2012 College Enrollment Dropped by Half Million Students

2012 College Enrollment Dropped by Half Million Students

College enrollment in the United States dropped by a half million students in 2012 compared to 2011, according to a report released by the U.S. Census Bureau.

The Daily Mail reports that the overall number of college students decreased by 419,000, with the largest drop being in students who are 25 and older.

Enrollment by Hispanic students in U.S. colleges and universities rose, however, by 15 percent from 2011 to 2012. Hispanics now account for 17 percent of the total student population, which is an increase from 11 percent in 2006.

“This increase in the number of Hispanics enrolled in college can be attributed to the combination of an increase in the adult Hispanic population and their climbing likelihood of being enrolled,” Julie Siebens, a statistician for the Census Bureau, said in a statement.

The Census Bureau report, entitled “School Enrollment: 2012,” came as President Obama completed a two-day tour during which he intended to propose ways to “fundamentally rethink and reshape” the higher education system in the U.S.

“We’ve got a crisis in terms of college affordability and student debt,” Obama said during a stop at the State University of New York at Buffalo. “We can’t price the middle class, and everybody working to get into the middle class, out of an education.”

Obama proposed a college rating system that would help students decide which colleges would provide the best return for their tuition money spent.

At the same time, a new report by the U.S. Department of Education’s National Center for Education Statistics (NCES) found the federal government provided 71.4 percent of full-time college students with some form of taxpayer-funded aid for their education.

The NCES report indicates that in 2011-2012, 55.2 percent of full-time college students took out federal student loans, 47.4 percent received a federal grant, and 10.5 percent participated in a federally-sponsored work study program. Full-time college students received, on average, $10,500 in federal aid during that academic year.

The notion that college “score cards” could be implemented, as Obama suggested, raises concern for those who lobby for universities.

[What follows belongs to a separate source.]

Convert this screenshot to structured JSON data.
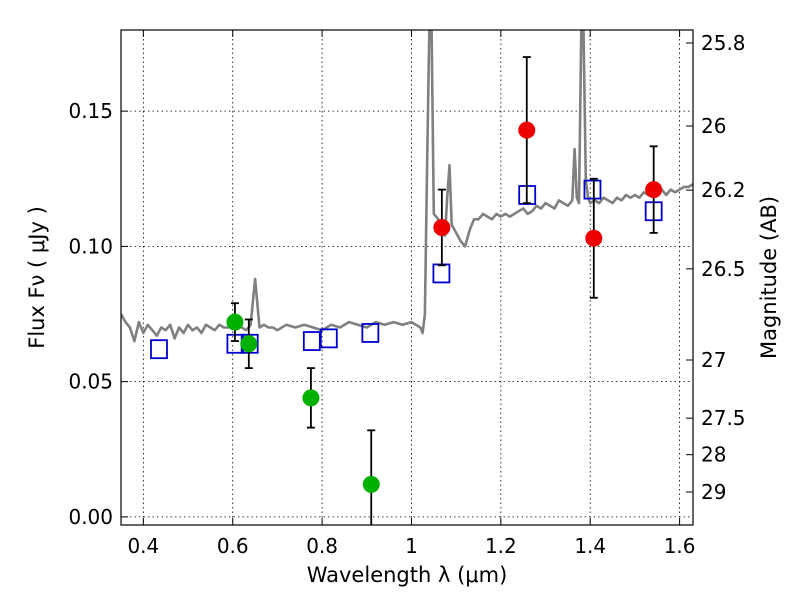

As Tim Carney at the Washington Examiner wrote in August, federal subsidies come with a price:

The university lobby doesn’t like Washington deciding who’s doing a good job, and how — for good reason.

“Those sorts of discussions tend to become very political,” Terry Hartle, the top lobbyist at the American Council on Education, told Bloomberg.

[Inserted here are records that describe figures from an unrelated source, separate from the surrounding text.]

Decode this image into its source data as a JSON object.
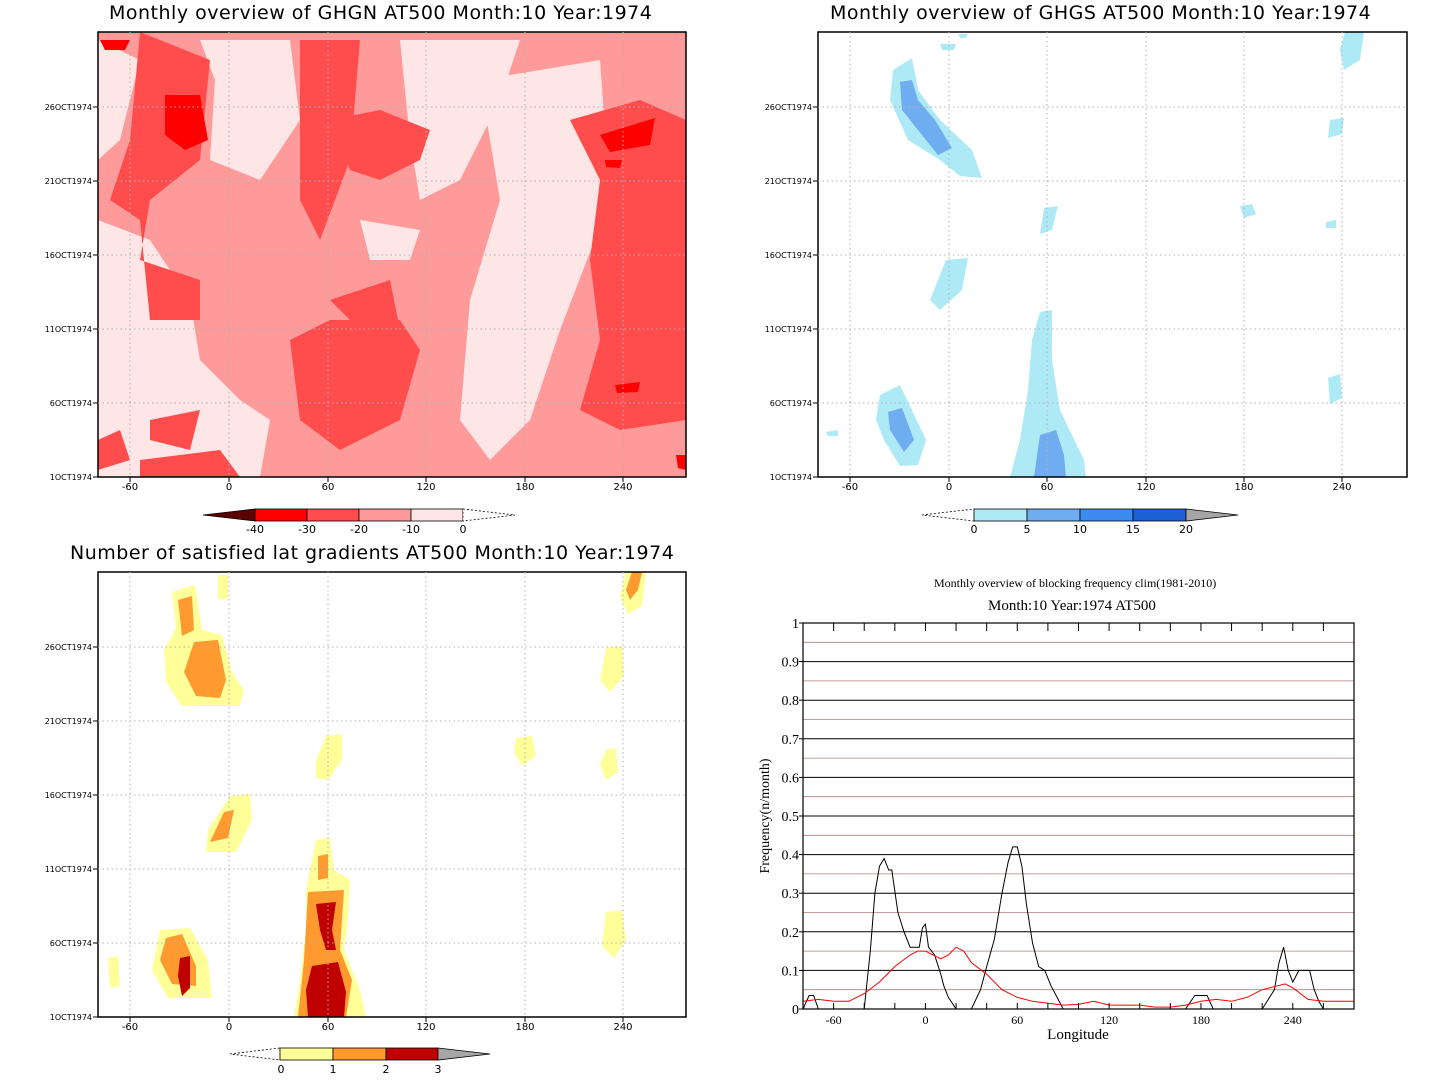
{
  "panels": {
    "ghgn": {
      "title": "Monthly overview of GHGN AT500 Month:10 Year:1974",
      "x_ticks": [
        "-60",
        "0",
        "60",
        "120",
        "180",
        "240"
      ],
      "y_ticks": [
        "1OCT1974",
        "6OCT1974",
        "11OCT1974",
        "16OCT1974",
        "21OCT1974",
        "26OCT1974"
      ],
      "colorbar": {
        "labels": [
          "-40",
          "-30",
          "-20",
          "-10",
          "0"
        ],
        "colors": [
          "#5a0000",
          "#ff0000",
          "#ff4d4d",
          "#ff9a9a",
          "#ffe6e6"
        ]
      }
    },
    "ghgs": {
      "title": "Monthly overview of GHGS AT500 Month:10 Year:1974",
      "x_ticks": [
        "-60",
        "0",
        "60",
        "120",
        "180",
        "240"
      ],
      "y_ticks": [
        "1OCT1974",
        "6OCT1974",
        "11OCT1974",
        "16OCT1974",
        "21OCT1974",
        "26OCT1974"
      ],
      "colorbar": {
        "labels": [
          "0",
          "5",
          "10",
          "15",
          "20"
        ],
        "colors": [
          "#aeeaf6",
          "#6fadf0",
          "#3c8cf0",
          "#1d60d6",
          "#a6a6a6"
        ]
      }
    },
    "grad": {
      "title": "Number of satisfied lat gradients AT500 Month:10 Year:1974",
      "x_ticks": [
        "-60",
        "0",
        "60",
        "120",
        "180",
        "240"
      ],
      "y_ticks": [
        "1OCT1974",
        "6OCT1974",
        "11OCT1974",
        "16OCT1974",
        "21OCT1974",
        "26OCT1974"
      ],
      "colorbar": {
        "labels": [
          "0",
          "1",
          "2",
          "3"
        ],
        "colors": [
          "#ffff9a",
          "#ff9a30",
          "#c00000",
          "#a6a6a6"
        ]
      }
    }
  },
  "chart_data": {
    "type": "line",
    "title": "Monthly overview of blocking frequency clim(1981-2010)",
    "subtitle": "Month:10 Year:1974  AT500",
    "xlabel": "Longitude",
    "ylabel": "Frequency(n/month)",
    "xlim": [
      -80,
      280
    ],
    "ylim": [
      0,
      1
    ],
    "x_ticks": [
      -60,
      0,
      60,
      120,
      180,
      240
    ],
    "y_ticks": [
      0,
      0.1,
      0.2,
      0.3,
      0.4,
      0.5,
      0.6,
      0.7,
      0.8,
      0.9,
      1
    ],
    "grid": true,
    "series": [
      {
        "color": "#000000",
        "x": [
          -80,
          -76,
          -73,
          -70,
          -67,
          -60,
          -40,
          -36,
          -33,
          -30,
          -27,
          -24,
          -22,
          -18,
          -14,
          -10,
          -6,
          -4,
          -2,
          0,
          2,
          6,
          10,
          12,
          15,
          20,
          30,
          36,
          40,
          45,
          50,
          54,
          57,
          60,
          63,
          66,
          70,
          74,
          78,
          82,
          86,
          90,
          100,
          110,
          120,
          140,
          160,
          170,
          176,
          180,
          184,
          188,
          200,
          220,
          228,
          231,
          234,
          237,
          240,
          244,
          248,
          251,
          254,
          257,
          260,
          280
        ],
        "y": [
          0,
          0.035,
          0.035,
          0,
          0,
          0,
          0,
          0.15,
          0.3,
          0.37,
          0.39,
          0.36,
          0.36,
          0.25,
          0.2,
          0.16,
          0.16,
          0.16,
          0.21,
          0.22,
          0.16,
          0.14,
          0.09,
          0.06,
          0.03,
          0,
          0,
          0.05,
          0.11,
          0.18,
          0.3,
          0.38,
          0.42,
          0.42,
          0.37,
          0.27,
          0.17,
          0.11,
          0.1,
          0.06,
          0.03,
          0,
          0,
          0,
          0,
          0,
          0,
          0,
          0.035,
          0.035,
          0.035,
          0,
          0,
          0,
          0.05,
          0.12,
          0.16,
          0.1,
          0.07,
          0.1,
          0.1,
          0.1,
          0.05,
          0.02,
          0,
          0
        ]
      },
      {
        "color": "#ff0000",
        "x": [
          -80,
          -70,
          -60,
          -50,
          -40,
          -30,
          -20,
          -10,
          -5,
          0,
          5,
          10,
          15,
          20,
          25,
          30,
          40,
          50,
          60,
          70,
          80,
          90,
          100,
          110,
          120,
          130,
          140,
          150,
          160,
          170,
          180,
          190,
          200,
          210,
          220,
          230,
          235,
          240,
          250,
          260,
          270,
          280
        ],
        "y": [
          0.02,
          0.025,
          0.02,
          0.02,
          0.04,
          0.07,
          0.11,
          0.14,
          0.15,
          0.15,
          0.14,
          0.13,
          0.14,
          0.16,
          0.15,
          0.12,
          0.09,
          0.05,
          0.03,
          0.02,
          0.015,
          0.01,
          0.012,
          0.02,
          0.01,
          0.01,
          0.01,
          0.005,
          0.005,
          0.01,
          0.02,
          0.025,
          0.02,
          0.03,
          0.05,
          0.06,
          0.065,
          0.055,
          0.025,
          0.02,
          0.02,
          0.02
        ]
      }
    ]
  }
}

Would anyone be surprised to see Ohio State and University of Florida get gold stars and outsize federal subsidies in presidential years?

Measuring “quality education” is something best left to the students and their parents. How will politicians handle this task? When Republicans are in charge, will they follow the lead of Sen. Tom Coburn, R-Okla., and declare social science to be pseudoscience? Will Oberlin, Wesleyan and other conspicuously leftward-leaning colleges see their federal money dry up under President Marco Rubio?

And conservative Christian colleges will have to fear a liberal administration. Will Hillary Clinton’s Department of Education punish Christendom College for spending too much time on Thomas Aquinas? Or whack Thomas Aquinas College for having too few minority and women authors on the reading list?

The president’s plan, as Lindsey Burke at the Heritage Foundation wrote, is to “tie federal student aid to the new rating system by giving larger Pell Grants and lower student loan interest rates to students who enroll in colleges that fare well on the federal scorecard.”

As Burke concludes, however, “The logical outcome is a system that has the federal government handing out subsidies based on a rating system designed by the people handing out the funding. What could possibly go wrong?”